Sun Oct 2 14:00:28 UTC 2011

2011/10/2 Lev Serebryakov <lev at freebsd.org>:
> Hello, Davide.
> You wrote 2 октября 2011 г., 16:57:48:
>
>>>   But what if I need to allocate a lot (say, 16K-32K) of page-sized
>>> blocks? Not in one chunk, for sure, but in lifetime of my kernel
>>> module. Which allocator should I use? It seems, the best one will be
>>> very low-level only-page-sized allocator.

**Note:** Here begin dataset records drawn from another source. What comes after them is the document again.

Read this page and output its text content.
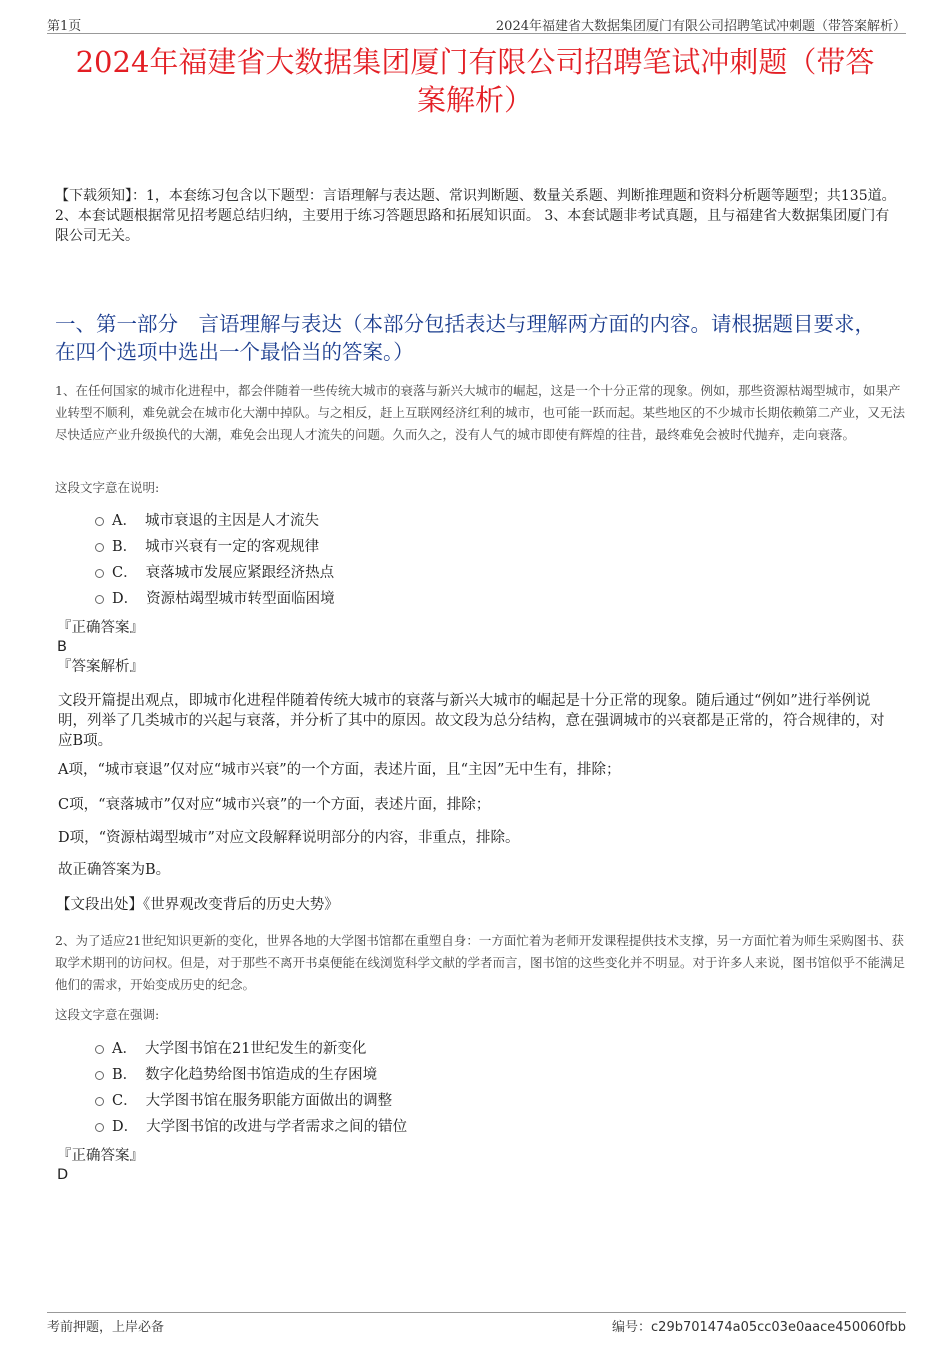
第1页	2024年福建省大数据集团厦门有限公司招聘笔试冲刺题（带答案解析）
2024年福建省大数据集团厦门有限公司招聘笔试冲刺题（带答
案解析）
【下载须知】：1，本套练习包含以下题型：言语理解与表达题、常识判断题、数量关系题、判断推理题和资料分析题等题型；共135道。 2、本套试题根据常见招考题总结归纳，主要用于练习答题思路和拓展知识面。 3、本套试题非考试真题，且与福建省大数据集团厦门有限公司无关。
一、第一部分　言语理解与表达（本部分包括表达与理解两方面的内容。请根据题目要求，在四个选项中选出一个最恰当的答案。）
1、在任何国家的城市化进程中，都会伴随着一些传统大城市的衰落与新兴大城市的崛起，这是一个十分正常的现象。例如，那些资源枯竭型城市，如果产业转型不顺利，难免就会在城市化大潮中掉队。与之相反，赶上互联网经济红利的城市，也可能一跃而起。某些地区的不少城市长期依赖第二产业，又无法尽快适应产业升级换代的大潮，难免会出现人才流失的问题。久而久之，没有人气的城市即使有辉煌的往昔，最终难免会被时代抛弃，走向衰落。
这段文字意在说明:
A． 城市衰退的主因是人才流失
B． 城市兴衰有一定的客观规律
C． 衰落城市发展应紧跟经济热点
D． 资源枯竭型城市转型面临困境
『正确答案』
B
『答案解析』
文段开篇提出观点，即城市化进程伴随着传统大城市的衰落与新兴大城市的崛起是十分正常的现象。随后通过“例如”进行举例说明，列举了几类城市的兴起与衰落，并分析了其中的原因。故文段为总分结构，意在强调城市的兴衰都是正常的，符合规律的，对应B项。
A项，“城市衰退”仅对应“城市兴衰”的一个方面，表述片面，且“主因”无中生有，排除；
C项，“衰落城市”仅对应“城市兴衰”的一个方面，表述片面，排除；
D项，“资源枯竭型城市”对应文段解释说明部分的内容，非重点，排除。
故正确答案为B。
【文段出处】《世界观改变背后的历史大势》
2、为了适应21世纪知识更新的变化，世界各地的大学图书馆都在重塑自身：一方面忙着为老师开发课程提供技术支撑，另一方面忙着为师生采购图书、获取学术期刊的访问权。但是，对于那些不离开书桌便能在线浏览科学文献的学者而言，图书馆的这些变化并不明显。对于许多人来说，图书馆似乎不能满足他们的需求，开始变成历史的纪念。
这段文字意在强调:
A． 大学图书馆在21世纪发生的新变化
B． 数字化趋势给图书馆造成的生存困境
C． 大学图书馆在服务职能方面做出的调整
D． 大学图书馆的改进与学者需求之间的错位
『正确答案』
D
考前押题，上岸必备	编号：c29b701474a05cc03e0aace450060fbb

Is here any in kernel?
>
>> My 2cents:
>> Everytime you request a certain amount of memory bigger than 4KB using
>> kernel malloc(), it results in a direct call to uma_large_malloc().
>> Right now, uma_large_malloc() calls kmem_malloc() (i.e. the memory is
>> requested to the VM directly).
>> This kind of approach has two main drawbacks:
>> 1) it heavily fragments the kernel heap
>> 2) when free() is called on these multipage chunks, it in turn calls
>> uma_large_free(), which immediately calls the VM system to unmap and
>> free the chunk of memory.  The unmapping requires a system-wide TLB
>> shootdown, i.e. a global action by every processor in the system.
>
>> I'm currently working supervised by alc@ to an intermediate layer that
>> sits between UMA and the VM, which goal is satisfyinh efficiently
> requests >> 4KB (so, the one you want considering you're asking for
>> 16KB-32KB), but the work is in an early stage.
>  I was not very clear here. I'm saying about page-sized blocks, but
>  many of them. 16K-32K is not a size in bytes, but count of page-sized
>  blocks my code needs :)
>
ok.

>  BTW, I/O is often require big buffers, up to MAXPHYS (128KiB for
>  now), do you mean, that any allocation of such memory has
>  considerable performance penalties, especially on multi-core and
>  multi-CPU systems?
>

In fact, the main client of such kind of allocations is the ZFS
filesystem (this is due to its mechanism of adaptative cache
replacement, ARC). Afaik, at the time in which UMA was written, such
kind of allocations you describe were so infrequent that no initial
effort was made in order to optimize them.
People tried to address this issue by having ZFS create a large number
of UMA zones for large allocations of different sizes. Unfortunately,
one of the side-effects of this approach was the growth of the
fragmentation, so we're investigating about.

> --
> // Black Lion AKA Lev Serebryakov <lev at FreeBSD.org>
>
>